Fehlende elterliche Förderung während der mittleren Kindheit und im Jugendalter kann sich auch in mangelnder Durchsetzung der Schulpflicht seitens der Eltern manifestieren. Chronische Formen der Schulverweigerung, die in Deutschland zugenommen haben, haben vielfältige Gründe: Teils sind die Eltern durch ihre eigene Einstellung zur Schule (Abwertung der Schule) oder durch ihre psychischen Probleme (insbesondere Angst) an einer angemessenen Förderung des Schulbesuchs gehindert, teils ist die Schulverweigerung einem antisozialen Lebensstil oder einem generellen Zusammenbruch der Eltern-Kind-Autoritätsbeziehung geschuldet (Kearney 2001). Vielfach zählen allerdings auch BullyingFootnote 2 in der Schule oder eine Fehlplatzierung des Kindes im Schulsystem zu den Ursachen der Schulverweigerung. Zu den Folgen anhaltender Verletzung der Schulpflicht und Schulverweigerung gehören ein niedrigerer Schulabschluss, erschwerte berufliche Integration, eingeschränkte Verdienstmöglichkeiten sowie nicht zuletzt geringere soziale Teilhabe und höheres Delinquenzrisiko (Bollweg 2020). Mögliche Langzeitfolgen beziehen sich auf individuelle Lebens- und Berufsbiografien, aber auch die ökonomischen bzw. „volkswirtschaftlichen“ Folgen dürfen nicht unterschätzt werden (Weckel 2017). Zeigt die Diagnostik der Schulverweigerung vor allem in der Familie liegende Gründe, so kommt eine Einstufung als Kindeswohlgefährdung insbesondere dann in Betracht, wenn die Schulverweigerung bereits früh in der Schullaufbahn einsetzt, da jüngere Schulkinder sich regelmäßig selbst noch nicht ausreichend um ihren Schulbesuch kümmern können. Außerdem liegt eine Einstufung als Kindeswohlgefährdung nah, wenn hinter der Schulverweigerung ein die Persönlichkeitsentwicklung eines Kindes übermäßig einschränkender Versuch der Eltern steht, außerfamiliäre Einflüsse vom Kind fernzuhalten. Alternativ kann die Schulverweigerung nur den sichtbarsten Ausdruck eines generellen elterlichen Verlustes von erzieherischem Einfluss auf das Kind oder einer anderen schweren Form von Einschränkung der Erziehungsfähigkeit darstellen.

6 Fazit

Die Erziehungsaufgabe der Eltern gegenüber ihren Kindern besteht zunächst und grundlegend darin, eine aktuell vorhandene und/oder potenziell entstehende Entwicklungsbedrohung des Kindes zu regulieren und ihr entgegenzuwirken. Diese Regulationsfunktion wird so erfüllt, indem die Eltern die Einflüsse beeinträchtigender innerer und äußerer Faktoren verringern oder gar verhindern (Jacob & Zeddies 2020). Im Hinblick auf die Vulnerabilität des Kindes nehmen sie somit eine Schutzfunktion wahr und verhalten sich als begünstigender Umweltfaktor im Mikrosystem des Kindes. Misslingt das Ausüben dieser Schutzfunktion, kommen Kinderschutzinterventionen in Betracht.

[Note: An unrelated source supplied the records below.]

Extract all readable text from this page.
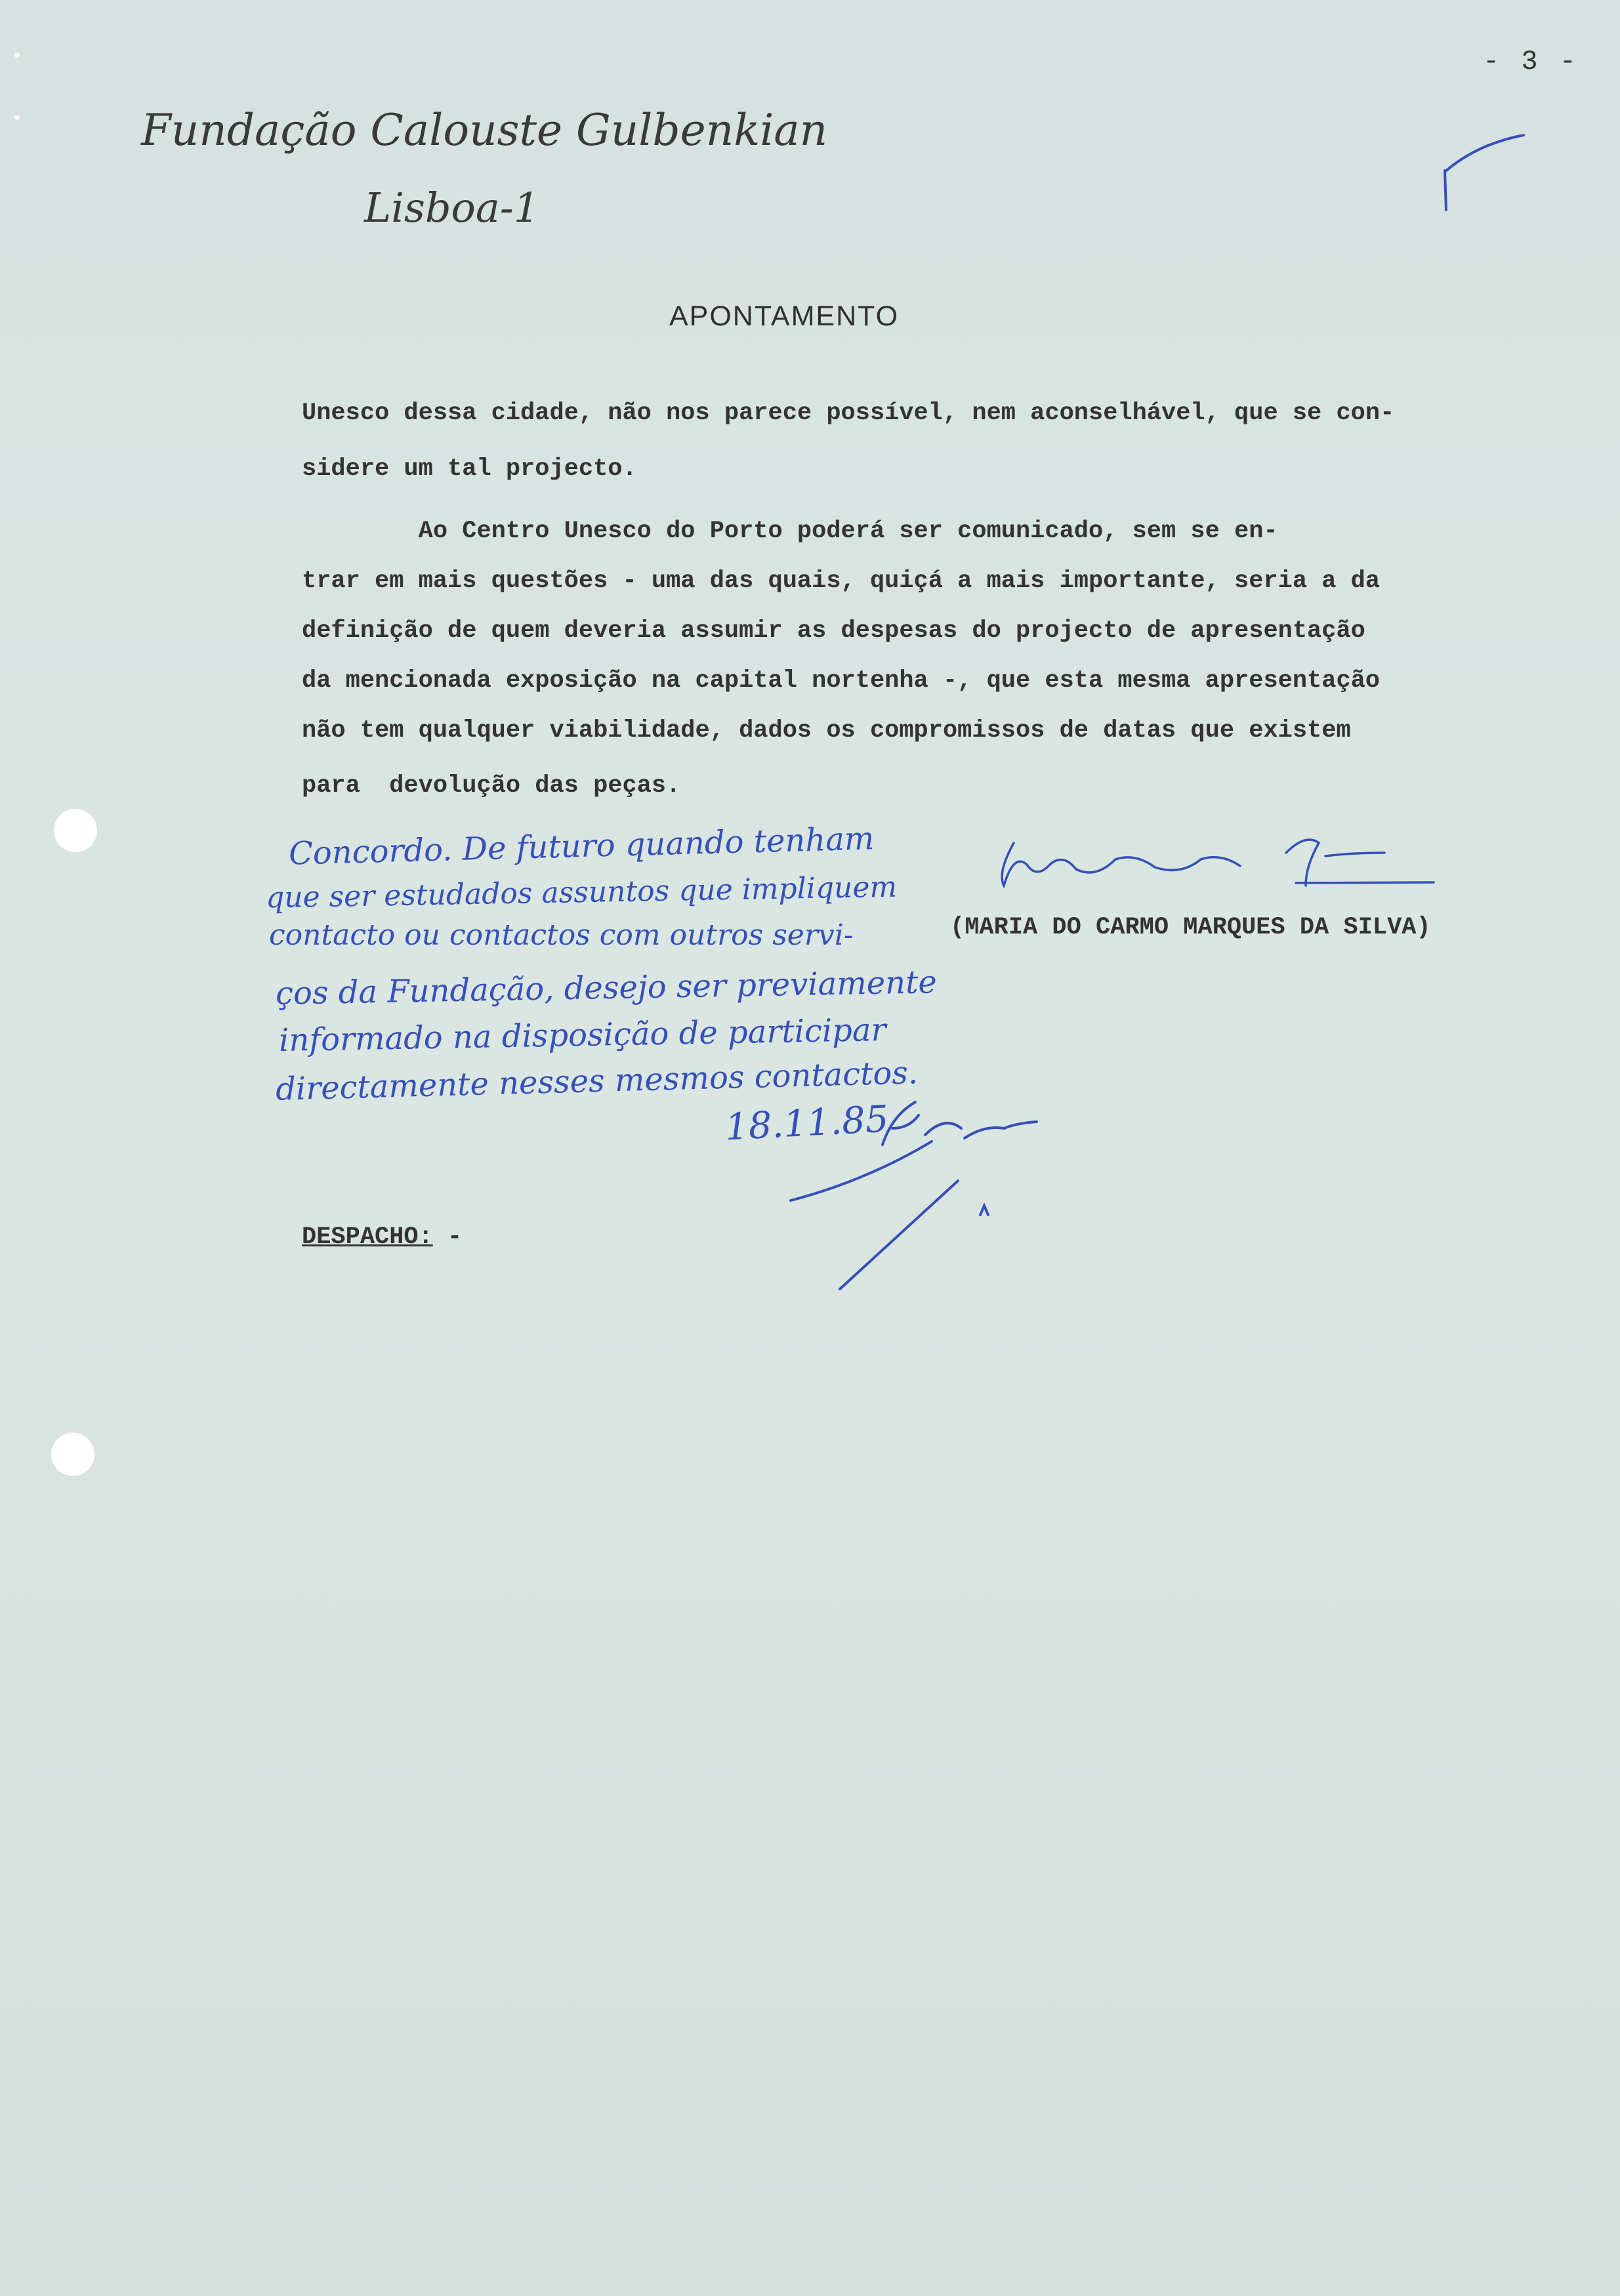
- 3 -
Fundação Calouste Gulbenkian
Lisboa-1
APONTAMENTO
Unesco dessa cidade, não nos parece possível, nem aconselhável, que se con-
sidere um tal projecto.
Ao Centro Unesco do Porto poderá ser comunicado, sem se en-
trar em mais questões - uma das quais, quiçá a mais importante, seria a da
definição de quem deveria assumir as despesas do projecto de apresentação
da mencionada exposição na capital nortenha -, que esta mesma apresentação
não tem qualquer viabilidade, dados os compromissos de datas que existem
para  devolução das peças.
(MARIA DO CARMO MARQUES DA SILVA)
DESPACHO: -
Concordo. De futuro quando tenham
que ser estudados assuntos que impliquem
contacto ou contactos com outros servi-
ços da Fundação, desejo ser previamente
informado na disposição de participar
directamente nesses mesmos contactos.
18.11.85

Darüber hinaus ermöglichen Eltern ihren Kindern durch ein positives Vorbild sowie durch klare Regeln und verlässliche Absprachen eine Orientierung. Ein eindeutig und zuverlässig Grenzen setzendes Erziehungsverhalten fördert die Übernahme von sozialen Normen sowie die Entwicklung eines angemessenen Sozialverhaltens (Petermann 2017). Dieses Erziehungsverhalten zeichnet sich durch kontinuierliche differenzierte positive und negative Rückmeldungen, die mit dem gezeigten Verhalten des Kindes verknüpft sind. So wird es den Kindern möglich, ihr Verhalten zunehmend eigenständig zu regulieren. Hilfen zur Erziehung und Elternbildung sind aus dem Sozialstaatsprinzip erwachsende freiwillige Maßnahmen, die Eltern darin unterstützen, eine solch förderliche Rolle zu spielen.